While the monk was passed out with a tummy full of scotch, Peter cut a finger off from the original Yeti hand and replaced it with a human bone. The monks were non the wiser. Peter then crossed over to India where he gave the finger to Jimmy Stewart, the famous Hollywood actor, who smuggled it into England where it was analysed by a scientist. Unfortunately the 1950s pre-dated DNA testing and thus opinion was divided as to whether or not it was a human bone or one from an unknown species.
In the late 1960s Sir Edmond Hillary and a team went to Nepal and concluded the hand in the monastry was a hoax. It is not known whether the team knew that the finger had been switched.
Unfortunately some time in the 1990's the hand and skull disappeared, and with it the small income the monastery made from donations to view them.
During my own travels to the region, visiting Lama Geshe and the Pangboche monastery, I had an idea to build a replica Yeti hand and skull to replace the lost artifacts. Something the monks could show travellers, generating discussion and intrigue and a little income once again for the monastery.

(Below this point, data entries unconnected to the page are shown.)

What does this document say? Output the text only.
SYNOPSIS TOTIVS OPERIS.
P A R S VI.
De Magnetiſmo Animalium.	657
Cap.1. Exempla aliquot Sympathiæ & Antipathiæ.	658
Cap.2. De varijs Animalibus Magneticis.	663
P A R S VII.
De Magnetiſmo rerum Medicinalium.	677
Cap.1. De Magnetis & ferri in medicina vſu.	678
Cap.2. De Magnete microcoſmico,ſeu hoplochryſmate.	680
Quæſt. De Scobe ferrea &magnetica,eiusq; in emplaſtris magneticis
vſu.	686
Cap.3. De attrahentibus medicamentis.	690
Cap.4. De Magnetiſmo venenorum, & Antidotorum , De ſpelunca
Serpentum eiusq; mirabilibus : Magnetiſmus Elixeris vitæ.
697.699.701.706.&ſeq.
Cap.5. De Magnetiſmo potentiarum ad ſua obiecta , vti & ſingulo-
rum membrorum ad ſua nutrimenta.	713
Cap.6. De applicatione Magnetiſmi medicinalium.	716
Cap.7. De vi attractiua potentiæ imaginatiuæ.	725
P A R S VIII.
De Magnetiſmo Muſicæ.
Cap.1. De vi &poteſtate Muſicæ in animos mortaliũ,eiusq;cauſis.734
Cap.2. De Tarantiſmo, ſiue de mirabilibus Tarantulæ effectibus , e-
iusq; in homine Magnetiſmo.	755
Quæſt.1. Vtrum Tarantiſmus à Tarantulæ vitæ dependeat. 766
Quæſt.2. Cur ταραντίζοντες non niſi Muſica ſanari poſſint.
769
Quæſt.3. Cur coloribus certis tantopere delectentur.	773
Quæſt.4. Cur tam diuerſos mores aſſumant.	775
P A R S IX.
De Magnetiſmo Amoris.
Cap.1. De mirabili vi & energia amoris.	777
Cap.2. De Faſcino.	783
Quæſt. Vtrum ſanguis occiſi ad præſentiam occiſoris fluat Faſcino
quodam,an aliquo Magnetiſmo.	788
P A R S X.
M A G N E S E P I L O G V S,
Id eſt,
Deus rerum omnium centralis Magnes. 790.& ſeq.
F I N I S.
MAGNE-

The inspiration for this website is to reach out to anyone who may have the original artifacts or has knowledge of their whereabouts. If they could find it in their hearts to return these original artifacts, the small village of Pangboche would be forever grateful. Lama Gershe had a stroke in September 2010 and is slowly recovering in Kathmandu. I know he would be very happy if they were returned to their rightful home.
I can provide a service to collect or personally pick up the artifacts anywhere in the world with absolutely no questions asked. In fact, I'll buy the beers.